DESIGN FEATURES AND CONSIDERATIONS
Chapter 4 of this report has two main sections—a conception of CBFI, and CBFI design considerations. The chapter identifies overarching features and considerations that would require further assessment when planning for and designing CBFI. Each point noted below is elaborated upon in Chapter 4.
- Risk Bearing and Sharing
A CBFI option could conceivably shift risk-bearing to communities, private insurers, or individuals depending on how it is structured. Although as a federal entity, the NFIP may be well positioned to bear the risk, movement to a CBFI option allows for reexamination of how some risk might be transferred to and/or shared by other stakeholders.
- Responsibilities for Writing Policies and Loss Adjustments
Write-your-own (WYO) insurance agents write policies and collect premiums under the NFIP, but CBFI policies would have to be writ-
ten at the community level.
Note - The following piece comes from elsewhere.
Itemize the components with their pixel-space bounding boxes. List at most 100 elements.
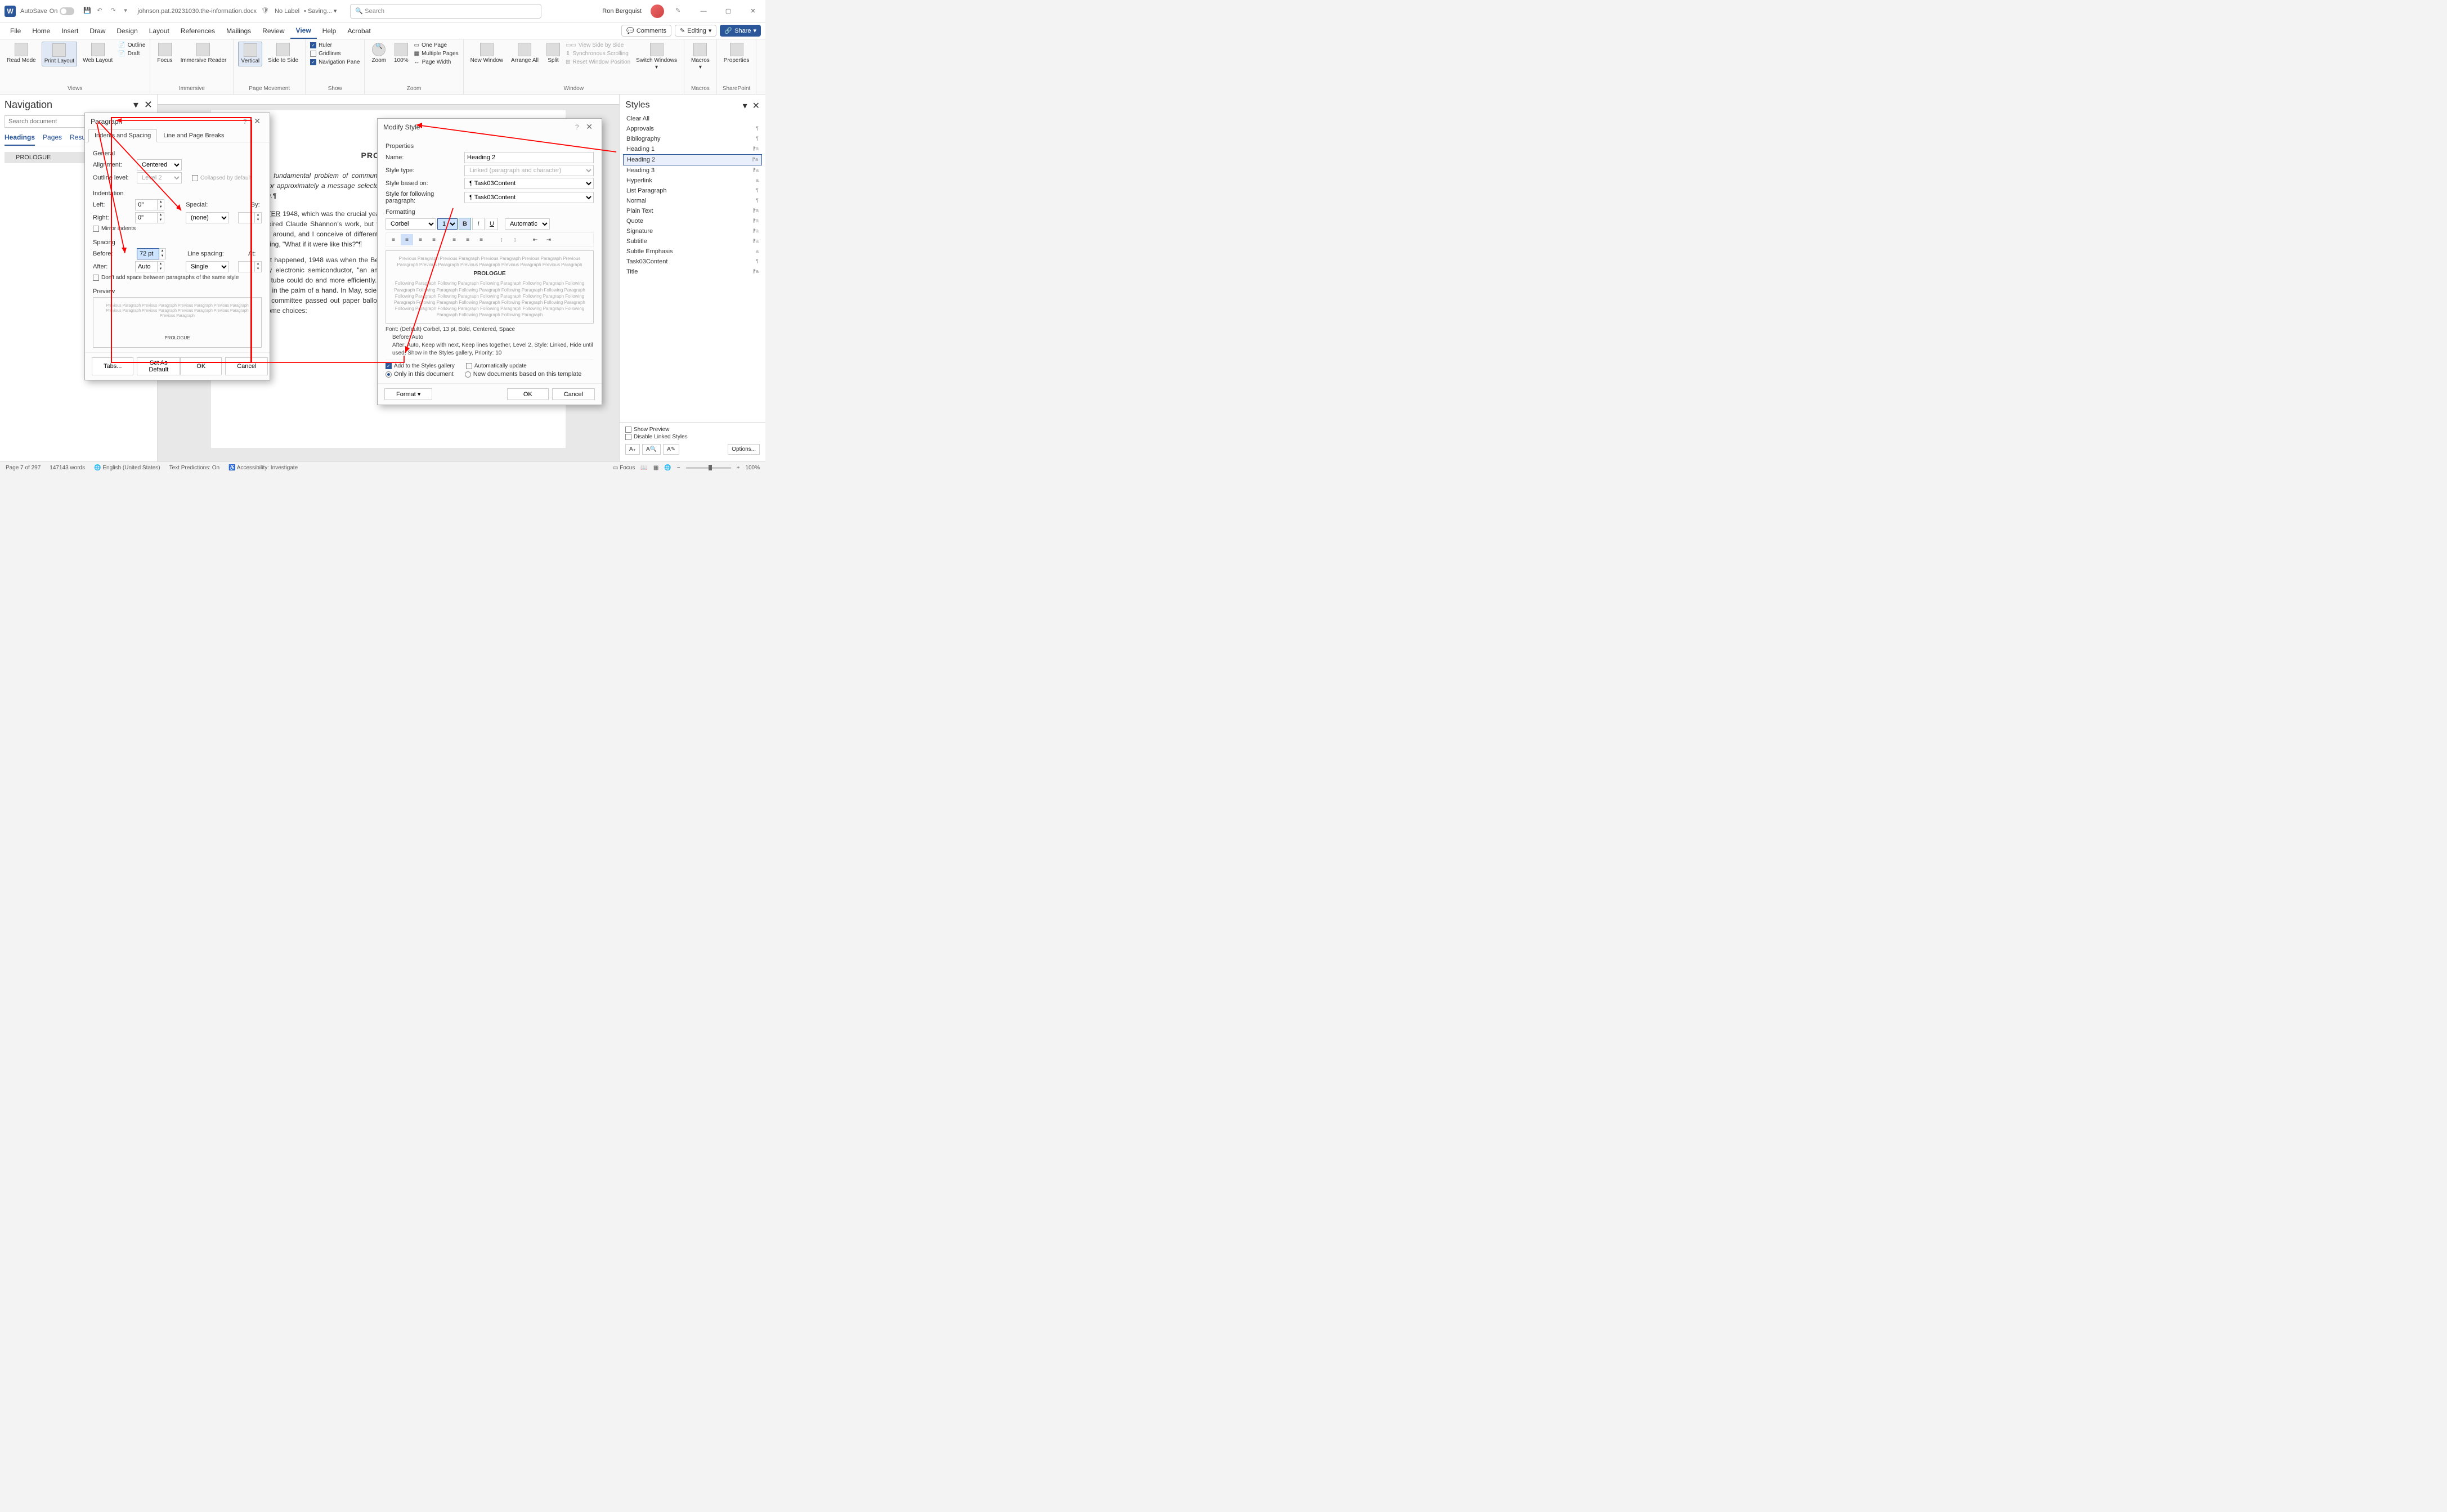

If CBFI were to proceed, FEMA would need to expand a range of administrative duties to process applications from communities.
- Coverage Limits, Standards, and Compliance
Under CBFI, deductible choices would depend on the community’s size, the nature of the risk (e.g., type of flooding), existing infrastructure, and other community characteristics. A CBFI option may provide an opportunity to reconsider flood exposure.
- Underwriting, Pricing, and Allocation of Premium Costs
Several complex issues fall under this topic: the extent of actuarial principles to be used in setting premiums (NFIP premiums are legislatively and administratively constrained; see NRC, 2015); the extent to which catastrophic losses would be reflected in premiums for a given community; and the allocation of premium costs among property owners (and renters) in a given community. This third issue could involve deriving some portion of funding from owners of properties that are not in areas subject to flooding.
- Administrative Capabilities
If insurance contracts remain the vehicle for transferring risk, private insurers likely would remain as efficient entities for handling their administration. Communities (probably regardless of definition) would likely not have adequate expertise for undertaking the administration of policies. However, some definitions of community include entities that could effectively and efficiently collect the revenue needed to pay for a community policy through special assessments, property taxes and other sources.
- Confirming Compliance with Mandatory Purchase Requirements
Currently, the mandatory purchase of flood insurance is only for properties that have a federally backed mortgage. A bundled community-based policy that provides a minimum required coverage would need to maintain some aspect of individual coverage insurance and monitoring. This could be administratively burdensome. CBFI could cover all structures to a defined limit. Another alternative would be CBFI that provides a set base coverage amount.
- Pricing Expertise, Including Valuation of Mitigation Measures
If private insurers were to underwrite risks associated with a CBFI policy, then they would want to price polices according to actuarial principles. Private insurers thus would have to possess or acquire the information and expertise to price community-based policies to reflect the risk underwritten and the savings expected from mitigation measures. If the NFIP were to assume the risk of community-based policies, then presumably it would also assume the function of pricing these policies to account for the savings expected from mitigation measures. FEMA has expertise in setting premium costs based on flood risk, and would have to work with communities to communicate individual property coverage costs bundled into a community policy.